While working on the reported pg_upgrade failure at multixid wraparound
[1], I bumped into another bug related to multixid wraparound. If you
run vacuum freeze, and it advances oldestMultiXactId, and nextMulti has
just wrapped around to 0, you get this in the log:
> LOG: MultiXact member wraparound protections are disabled because oldest checkpointed MultiXact 1 does not exist on
disk
Culprit: TruncateMultiXact does this:
LWLockAcquire(MultiXactGenLock, LW_SHARED);
nextMulti = MultiXactState->nextMXact;
nextOffset = MultiXactState->nextOffset;
oldestMulti = MultiXactState->oldestMultiXactId;
LWLockRelease(MultiXactGenLock);
Assert(MultiXactIdIsValid(oldestMulti));
...
/*
* First, compute the safe truncation point for MultiXactMember.
This is
* the starting offset of the oldest multixact.
*
* Hopefully, find_multixact_start will always work here, because we've
* already checked that it doesn't precede the earliest MultiXact
on disk.
* But if it fails, don't truncate anything, and log a message.
*/
if (oldestMulti == nextMulti)
{
/* there are NO MultiXacts */
oldestOffset = nextOffset;
}
else if (!find_multixact_start(oldestMulti, &oldestOffset))
{
ereport(LOG,
(errmsg("oldest MultiXact %u not found, earliest
MultiXact %u, skipping truncation",
oldestMulti, earliest)));
LWLockRelease(MultiXactTruncationLock);
return;
}
Scenario 1: In the buggy scenario, oldestMulti is 1 and nextMulti is 0.
We should take the "there are NO MultiXacts" codepath in that case,
because we skip over 0 when assigning multixids. Instead, we call
find_multixact_start with oldestMulti==1, which returns false because
multixid 1 hasn't been assigned and the SLRU segment doesn't exist yet.
There's a similar bug in SetOffsetVacuumLimit().
Scenario 2: In scenario 1 we just fail to truncate the SLRUs and you get
the log message. But I think there might be more serious variants of
this. If the SLRU segment exists but the offset for multixid 1 hasn't
been set yet, find_multixact_start() will return 0 instead, and we will
proceed with the truncation based on incorrect oldestOffset==0 value,
possibly removing SLRU segments that are still needed.
Attached is a fix for scenarios 1 and 2, and a test case for scenario 1.

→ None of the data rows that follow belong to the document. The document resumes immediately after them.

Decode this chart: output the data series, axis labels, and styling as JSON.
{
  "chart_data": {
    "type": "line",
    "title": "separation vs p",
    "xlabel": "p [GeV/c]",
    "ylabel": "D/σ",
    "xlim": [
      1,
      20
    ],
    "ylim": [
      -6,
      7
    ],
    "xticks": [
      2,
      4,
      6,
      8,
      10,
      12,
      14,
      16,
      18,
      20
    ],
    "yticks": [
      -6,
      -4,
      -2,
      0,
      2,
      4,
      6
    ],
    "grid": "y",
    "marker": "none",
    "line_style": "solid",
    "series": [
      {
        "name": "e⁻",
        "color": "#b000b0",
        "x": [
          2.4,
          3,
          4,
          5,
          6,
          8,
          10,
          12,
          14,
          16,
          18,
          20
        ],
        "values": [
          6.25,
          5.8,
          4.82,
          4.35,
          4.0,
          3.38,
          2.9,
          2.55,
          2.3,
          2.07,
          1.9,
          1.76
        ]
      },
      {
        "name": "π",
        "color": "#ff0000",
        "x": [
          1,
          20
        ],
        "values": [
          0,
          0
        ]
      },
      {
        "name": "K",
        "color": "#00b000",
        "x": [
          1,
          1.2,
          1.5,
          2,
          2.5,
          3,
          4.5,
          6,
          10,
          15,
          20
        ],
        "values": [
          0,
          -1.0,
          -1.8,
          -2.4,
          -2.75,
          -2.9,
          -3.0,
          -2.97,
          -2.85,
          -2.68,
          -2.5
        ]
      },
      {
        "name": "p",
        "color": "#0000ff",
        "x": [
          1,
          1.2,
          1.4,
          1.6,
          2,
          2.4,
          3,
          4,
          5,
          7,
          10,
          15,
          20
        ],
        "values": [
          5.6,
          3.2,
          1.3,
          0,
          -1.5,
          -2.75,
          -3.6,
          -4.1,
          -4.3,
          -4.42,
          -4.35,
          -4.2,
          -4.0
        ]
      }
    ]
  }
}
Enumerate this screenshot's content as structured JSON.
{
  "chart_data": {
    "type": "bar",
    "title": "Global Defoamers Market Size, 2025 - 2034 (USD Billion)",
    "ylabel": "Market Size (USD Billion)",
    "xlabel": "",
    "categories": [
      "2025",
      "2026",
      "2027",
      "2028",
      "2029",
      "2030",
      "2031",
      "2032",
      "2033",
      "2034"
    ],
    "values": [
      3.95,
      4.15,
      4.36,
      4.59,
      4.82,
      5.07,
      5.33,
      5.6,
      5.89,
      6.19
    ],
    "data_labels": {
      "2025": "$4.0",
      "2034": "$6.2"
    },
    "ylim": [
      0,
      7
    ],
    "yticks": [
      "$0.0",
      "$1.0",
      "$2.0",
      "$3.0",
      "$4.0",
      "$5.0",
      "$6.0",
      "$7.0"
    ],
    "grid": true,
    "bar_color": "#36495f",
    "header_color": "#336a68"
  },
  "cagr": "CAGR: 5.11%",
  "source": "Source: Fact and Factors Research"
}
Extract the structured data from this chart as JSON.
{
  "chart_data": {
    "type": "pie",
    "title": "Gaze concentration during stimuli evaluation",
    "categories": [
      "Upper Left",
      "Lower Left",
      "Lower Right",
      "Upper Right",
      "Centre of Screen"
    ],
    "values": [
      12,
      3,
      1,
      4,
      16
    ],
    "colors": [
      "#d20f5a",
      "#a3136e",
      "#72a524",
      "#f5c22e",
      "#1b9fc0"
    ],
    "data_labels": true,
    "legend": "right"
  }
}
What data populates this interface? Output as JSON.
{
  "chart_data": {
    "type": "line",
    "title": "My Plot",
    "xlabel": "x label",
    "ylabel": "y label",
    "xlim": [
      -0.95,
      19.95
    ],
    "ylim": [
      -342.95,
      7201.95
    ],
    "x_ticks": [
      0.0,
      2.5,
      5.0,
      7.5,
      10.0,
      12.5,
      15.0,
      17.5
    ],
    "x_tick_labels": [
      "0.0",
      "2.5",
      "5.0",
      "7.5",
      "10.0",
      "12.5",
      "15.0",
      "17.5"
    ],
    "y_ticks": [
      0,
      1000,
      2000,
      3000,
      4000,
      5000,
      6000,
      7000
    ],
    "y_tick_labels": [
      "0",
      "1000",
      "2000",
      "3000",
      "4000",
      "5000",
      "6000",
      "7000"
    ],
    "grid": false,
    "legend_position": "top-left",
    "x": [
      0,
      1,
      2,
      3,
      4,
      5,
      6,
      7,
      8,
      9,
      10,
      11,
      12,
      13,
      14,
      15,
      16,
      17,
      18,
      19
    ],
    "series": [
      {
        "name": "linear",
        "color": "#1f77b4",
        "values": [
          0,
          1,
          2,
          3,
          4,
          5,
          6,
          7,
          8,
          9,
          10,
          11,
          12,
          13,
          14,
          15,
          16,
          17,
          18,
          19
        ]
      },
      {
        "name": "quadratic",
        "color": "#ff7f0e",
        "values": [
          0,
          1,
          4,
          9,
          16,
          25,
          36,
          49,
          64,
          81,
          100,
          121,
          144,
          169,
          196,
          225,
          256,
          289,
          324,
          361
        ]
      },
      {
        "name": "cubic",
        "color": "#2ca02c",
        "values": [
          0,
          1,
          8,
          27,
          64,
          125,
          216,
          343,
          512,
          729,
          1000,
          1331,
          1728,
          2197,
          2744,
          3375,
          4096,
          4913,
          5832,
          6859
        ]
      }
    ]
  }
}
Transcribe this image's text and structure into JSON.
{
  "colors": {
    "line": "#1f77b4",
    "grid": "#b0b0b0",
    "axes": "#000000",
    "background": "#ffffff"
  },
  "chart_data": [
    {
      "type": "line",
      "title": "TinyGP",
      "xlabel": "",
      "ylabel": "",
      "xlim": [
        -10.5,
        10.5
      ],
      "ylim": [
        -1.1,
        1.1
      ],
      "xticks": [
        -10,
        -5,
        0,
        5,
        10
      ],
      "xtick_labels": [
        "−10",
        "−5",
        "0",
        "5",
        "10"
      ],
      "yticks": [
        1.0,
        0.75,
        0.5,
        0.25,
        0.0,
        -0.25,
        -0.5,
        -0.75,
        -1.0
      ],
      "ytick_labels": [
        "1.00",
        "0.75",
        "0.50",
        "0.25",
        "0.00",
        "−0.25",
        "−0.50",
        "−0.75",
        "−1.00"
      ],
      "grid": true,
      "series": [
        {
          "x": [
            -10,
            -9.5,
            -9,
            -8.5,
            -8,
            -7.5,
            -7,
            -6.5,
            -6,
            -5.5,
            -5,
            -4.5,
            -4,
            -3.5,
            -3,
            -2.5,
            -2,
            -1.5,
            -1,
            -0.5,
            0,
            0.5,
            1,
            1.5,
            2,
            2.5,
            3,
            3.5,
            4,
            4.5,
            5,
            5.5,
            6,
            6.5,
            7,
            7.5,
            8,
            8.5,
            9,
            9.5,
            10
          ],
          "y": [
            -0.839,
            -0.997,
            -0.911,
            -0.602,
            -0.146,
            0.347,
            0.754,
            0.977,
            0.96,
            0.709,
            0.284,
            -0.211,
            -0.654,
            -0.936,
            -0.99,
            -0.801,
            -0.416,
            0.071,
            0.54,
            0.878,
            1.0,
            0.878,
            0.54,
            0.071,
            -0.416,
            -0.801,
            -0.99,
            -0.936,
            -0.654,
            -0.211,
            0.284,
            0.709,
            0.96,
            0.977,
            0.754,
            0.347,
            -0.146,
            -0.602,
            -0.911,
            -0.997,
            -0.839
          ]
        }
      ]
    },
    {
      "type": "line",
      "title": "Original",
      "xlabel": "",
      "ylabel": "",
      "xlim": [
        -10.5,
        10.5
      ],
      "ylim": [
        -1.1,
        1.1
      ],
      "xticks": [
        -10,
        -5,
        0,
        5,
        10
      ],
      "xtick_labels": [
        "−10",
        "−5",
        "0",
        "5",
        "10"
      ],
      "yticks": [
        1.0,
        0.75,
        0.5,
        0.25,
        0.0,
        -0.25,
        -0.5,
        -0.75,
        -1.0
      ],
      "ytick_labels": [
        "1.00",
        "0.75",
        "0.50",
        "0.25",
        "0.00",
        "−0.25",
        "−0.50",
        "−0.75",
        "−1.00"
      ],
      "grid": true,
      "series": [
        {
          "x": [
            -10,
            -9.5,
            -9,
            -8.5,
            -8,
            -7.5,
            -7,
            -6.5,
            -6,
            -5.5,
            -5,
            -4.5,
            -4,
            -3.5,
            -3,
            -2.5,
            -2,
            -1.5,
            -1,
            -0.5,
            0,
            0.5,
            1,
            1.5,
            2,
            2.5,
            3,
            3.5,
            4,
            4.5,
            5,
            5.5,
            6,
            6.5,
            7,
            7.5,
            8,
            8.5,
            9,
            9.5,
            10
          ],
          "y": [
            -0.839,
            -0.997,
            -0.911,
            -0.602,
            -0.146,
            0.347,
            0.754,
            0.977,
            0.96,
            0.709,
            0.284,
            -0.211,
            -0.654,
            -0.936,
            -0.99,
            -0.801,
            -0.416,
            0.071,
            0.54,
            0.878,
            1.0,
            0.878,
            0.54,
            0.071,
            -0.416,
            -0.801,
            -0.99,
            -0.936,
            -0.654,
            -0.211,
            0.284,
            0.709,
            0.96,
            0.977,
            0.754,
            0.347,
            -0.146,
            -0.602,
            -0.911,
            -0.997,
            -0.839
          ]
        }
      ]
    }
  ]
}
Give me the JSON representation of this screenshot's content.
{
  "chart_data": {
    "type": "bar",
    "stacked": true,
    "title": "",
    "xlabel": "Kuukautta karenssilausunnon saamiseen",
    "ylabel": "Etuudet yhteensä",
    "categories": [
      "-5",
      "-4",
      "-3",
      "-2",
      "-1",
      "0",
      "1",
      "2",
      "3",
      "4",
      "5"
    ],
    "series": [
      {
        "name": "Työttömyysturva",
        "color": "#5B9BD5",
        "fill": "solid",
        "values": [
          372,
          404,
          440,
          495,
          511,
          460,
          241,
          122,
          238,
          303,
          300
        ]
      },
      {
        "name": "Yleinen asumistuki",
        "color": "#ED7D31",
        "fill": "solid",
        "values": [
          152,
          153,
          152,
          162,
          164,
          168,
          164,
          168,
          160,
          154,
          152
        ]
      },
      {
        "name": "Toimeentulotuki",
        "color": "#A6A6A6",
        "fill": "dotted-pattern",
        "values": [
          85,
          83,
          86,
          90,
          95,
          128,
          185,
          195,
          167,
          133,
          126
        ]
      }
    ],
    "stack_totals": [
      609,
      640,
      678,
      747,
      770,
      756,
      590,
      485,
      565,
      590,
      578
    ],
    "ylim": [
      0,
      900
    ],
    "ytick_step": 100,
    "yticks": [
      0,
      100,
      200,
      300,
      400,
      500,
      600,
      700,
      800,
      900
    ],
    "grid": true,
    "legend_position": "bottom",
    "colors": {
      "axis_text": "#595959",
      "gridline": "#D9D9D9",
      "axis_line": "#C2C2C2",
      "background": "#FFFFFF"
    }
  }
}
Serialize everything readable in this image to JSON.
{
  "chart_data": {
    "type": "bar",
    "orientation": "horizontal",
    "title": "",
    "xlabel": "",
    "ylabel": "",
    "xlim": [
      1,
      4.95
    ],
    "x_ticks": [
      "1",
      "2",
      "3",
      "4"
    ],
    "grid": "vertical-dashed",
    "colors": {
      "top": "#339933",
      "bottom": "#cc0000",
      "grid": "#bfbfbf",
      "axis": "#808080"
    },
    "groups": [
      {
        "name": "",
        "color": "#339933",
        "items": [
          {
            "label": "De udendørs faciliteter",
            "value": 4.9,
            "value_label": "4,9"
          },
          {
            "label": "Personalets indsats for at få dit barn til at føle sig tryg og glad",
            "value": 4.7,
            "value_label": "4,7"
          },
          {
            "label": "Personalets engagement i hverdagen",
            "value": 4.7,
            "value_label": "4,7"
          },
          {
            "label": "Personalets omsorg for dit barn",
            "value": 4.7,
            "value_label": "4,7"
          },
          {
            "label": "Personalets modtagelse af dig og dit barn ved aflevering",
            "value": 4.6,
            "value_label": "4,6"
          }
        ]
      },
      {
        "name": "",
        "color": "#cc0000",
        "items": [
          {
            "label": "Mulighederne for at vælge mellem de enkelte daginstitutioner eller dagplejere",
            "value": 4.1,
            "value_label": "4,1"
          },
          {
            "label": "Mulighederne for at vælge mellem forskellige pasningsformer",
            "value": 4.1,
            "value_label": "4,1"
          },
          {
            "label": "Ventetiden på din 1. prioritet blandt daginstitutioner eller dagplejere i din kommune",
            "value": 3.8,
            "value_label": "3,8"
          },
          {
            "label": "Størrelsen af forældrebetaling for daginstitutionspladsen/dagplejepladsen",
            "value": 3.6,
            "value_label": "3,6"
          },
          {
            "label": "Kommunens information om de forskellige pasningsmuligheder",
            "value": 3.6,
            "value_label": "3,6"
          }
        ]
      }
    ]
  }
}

Scenario 3: I also noticed that the above code isn't prepared for the
race condition that the offset corresponding to 'oldestMulti' hasn't
been stored in the SLRU yet, even without wraparound. That could
theoretically happen if the backend executing
MultiXactIdCreateFromMembers() gets stuck for a long time between the
calls to GetNewMultiXactId() and RecordNewMultiXact(), but I think we're
saved by the fact that we only create new multixids while holding a lock
on a heap page, and a system-wide VACUUM FREEZE that would advance
oldestMulti would need to lock the heap page too. It's scary though,
because it could also lead to truncating away members SLRU segments that
are still needed. The attached patch does *not* address this scenario.
[1]
https://www.postgresql.org/message-id/CACG%3DezaApSMTjd%3DM2Sfn5Ucuggd3FG8Z8Qte8Xq9k5-%2BRQis-g@mail.gmail.com
- Heikki